Call it what you want - God's grace, luck, fate - but when I was sitting on the tile in my bathroom almost 5 years ago, I saw just a small sliver of light. Just enough to make me take a breath and look at the pills in my hand. It was enough for me to drop them and watch them scatter all over the cold floor. I still don't know what it was that opened my eyes and mind that night, but it was enough for me to not go through with swallowing them all. 

But, there are so many people, like the brilliant Robin Williams this week, who aren't granted that little sliver of light. The darkness enveloped them so tightly, the only way out was death. The only release was the loss of life altogether. The pain was too much, too unrelenting, too dark. When all you can see is complete and utter despair, there is no choosing. There's only one choice: Make it stop by whatever means necessary. And, like so many have seen, heard, witnessed and testified, when you've been swallowed into the vortex of depression for years and there's never been a relenting, there's never been a letting up of the pain? There's only one option. 

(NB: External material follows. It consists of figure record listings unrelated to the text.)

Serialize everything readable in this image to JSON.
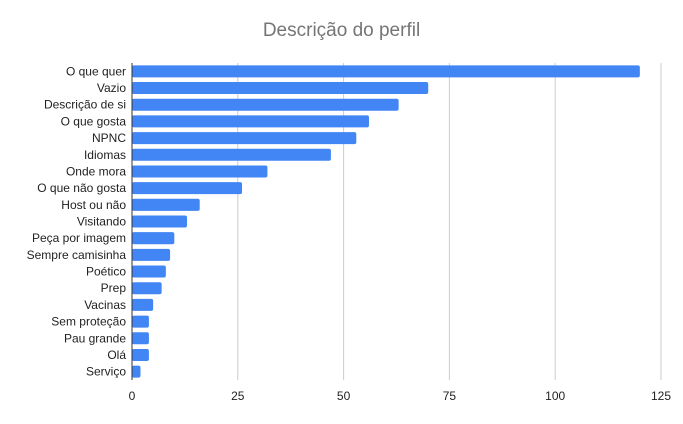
{
  "chart_data": {
    "type": "bar",
    "orientation": "horizontal",
    "title": "Descrição do perfil",
    "xlabel": "",
    "ylabel": "",
    "categories": [
      "O que quer",
      "Vazio",
      "Descrição de si",
      "O que gosta",
      "NPNC",
      "Idiomas",
      "Onde mora",
      "O que não gosta",
      "Host ou não",
      "Visitando",
      "Peça por imagem",
      "Sempre camisinha",
      "Poético",
      "Prep",
      "Vacinas",
      "Sem proteção",
      "Pau grande",
      "Olá",
      "Serviço"
    ],
    "values": [
      120,
      70,
      63,
      56,
      53,
      47,
      32,
      26,
      16,
      13,
      10,
      9,
      8,
      7,
      5,
      4,
      4,
      4,
      2
    ],
    "xlim": [
      0,
      125
    ],
    "xticks": [
      0,
      25,
      50,
      75,
      100,
      125
    ],
    "grid": "vertical",
    "legend": "none",
    "bar_color": "#4285f4",
    "grid_color": "#cccccc",
    "axis_color": "#333333"
  }
}
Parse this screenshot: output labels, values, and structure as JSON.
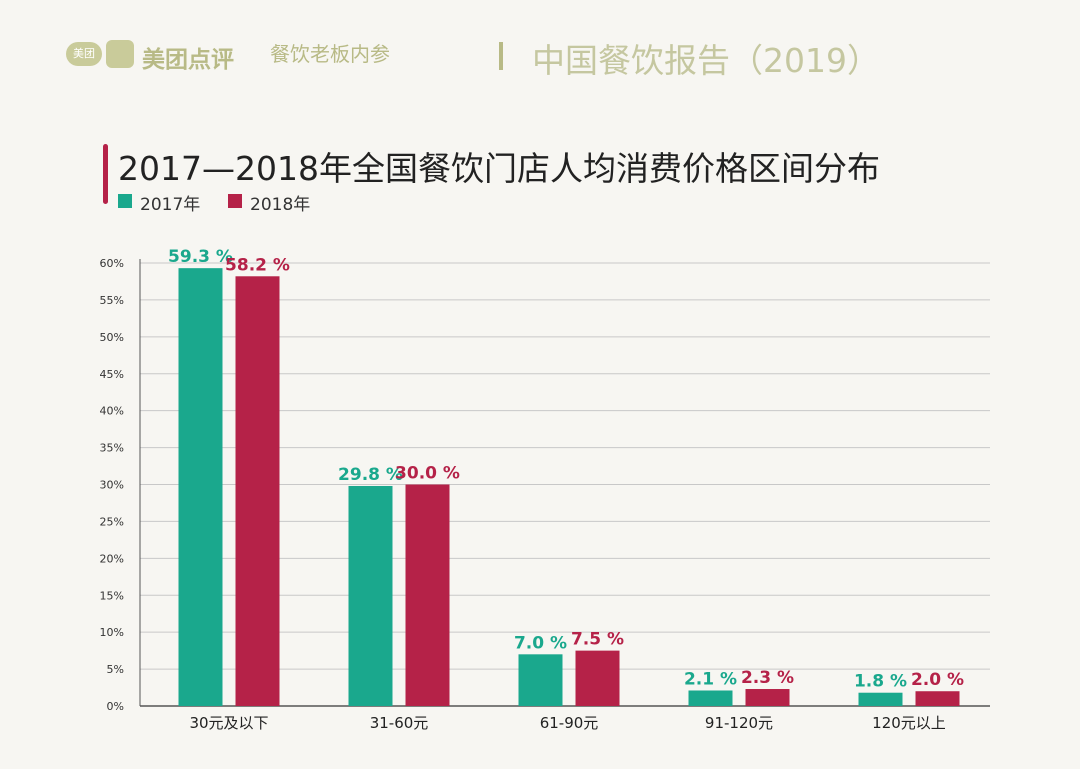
{
  "header": {
    "badge_text": "美团",
    "brand_name": "美团点评",
    "brand_sub": "餐饮老板内参",
    "report_title": "中国餐饮报告（2019）"
  },
  "colors": {
    "series_2017": "#1aa88d",
    "series_2018": "#b52248",
    "grid": "#c8c8c8",
    "axis": "#555555"
  },
  "chart_data": {
    "type": "bar",
    "title": "2017—2018年全国餐饮门店人均消费价格区间分布",
    "categories": [
      "30元及以下",
      "31-60元",
      "61-90元",
      "91-120元",
      "120元以上"
    ],
    "series": [
      {
        "name": "2017年",
        "values": [
          59.3,
          29.8,
          7.0,
          2.1,
          1.8
        ],
        "labels": [
          "59.3 %",
          "29.8 %",
          "7.0 %",
          "2.1 %",
          "1.8 %"
        ]
      },
      {
        "name": "2018年",
        "values": [
          58.2,
          30.0,
          7.5,
          2.3,
          2.0
        ],
        "labels": [
          "58.2 %",
          "30.0 %",
          "7.5 %",
          "2.3 %",
          "2.0 %"
        ]
      }
    ],
    "ylim": [
      0,
      60
    ],
    "yticks": [
      "0%",
      "5%",
      "10%",
      "15%",
      "20%",
      "25%",
      "30%",
      "35%",
      "40%",
      "45%",
      "50%",
      "55%",
      "60%"
    ],
    "xlabel": "",
    "ylabel": "",
    "grid": true,
    "legend": "top-left"
  }
}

Those who don't struggle with depression, who don't feel the ongoing darkness, or even those who struggle with depression yet still get the occasional bursts of joy or light, they try to understand and make sense of it. Label it as selfish and the easy way out. Call the suicidal "cowards." But that's not the mind of a person in the grips of unrelenting darkness. When depression corners you like that, it makes you believe that suicide is joy. Suicide is relief. And in some instances, it makes you think that suicide is a blessing or a gift to others. It can feel like the brave and noble thing to do. 

Like I said, depression is evil. 

But there's another kind of evil lurking around the halls of the depressed, and it's the belief that those who are stricken with depression (or any mental illness) are suffering because of their lack of faith in Jesus. "If only you'd pray for more joy," people say. "If only you'd ask God to take the pain."  Or, "Is there unresolved sin in your life?" Or how about this one, "If you'd just meditate more on God's Word..." 

Folks, saying someone is depressed or suicidal because they aren't praying enough, are self-absorbed, sinful, or don't have a deep enough faith? It's abusive. And it needs to stop. Now. 

God does heal, absolutely He does. But sometimes, healing happens through good doctors, counselors, practitioners, and yes, medicine. God's grace can look like a sliver of light on the bathroom floor, but it can also look like a life-changing counseling session or the right combination of drugs to regulate your brain chemistry. 

Prayer and a deepening faith have helped many along the road to depression. But it doesn't always work out that way. It didn't for me. And you know what? That's okay. It doesn't make us any less of a Christian believer. It doesn't diminish our value in the eyes of God if we find His grace in our name printed on a pill bottle. 

And finally, as Christians, we should never be pointing our fingers at the hurting and calling them selfish.

Rather, we should be looking at them with our eyes wide open and saying, "I'm here. You're not alone. Let's get help, together."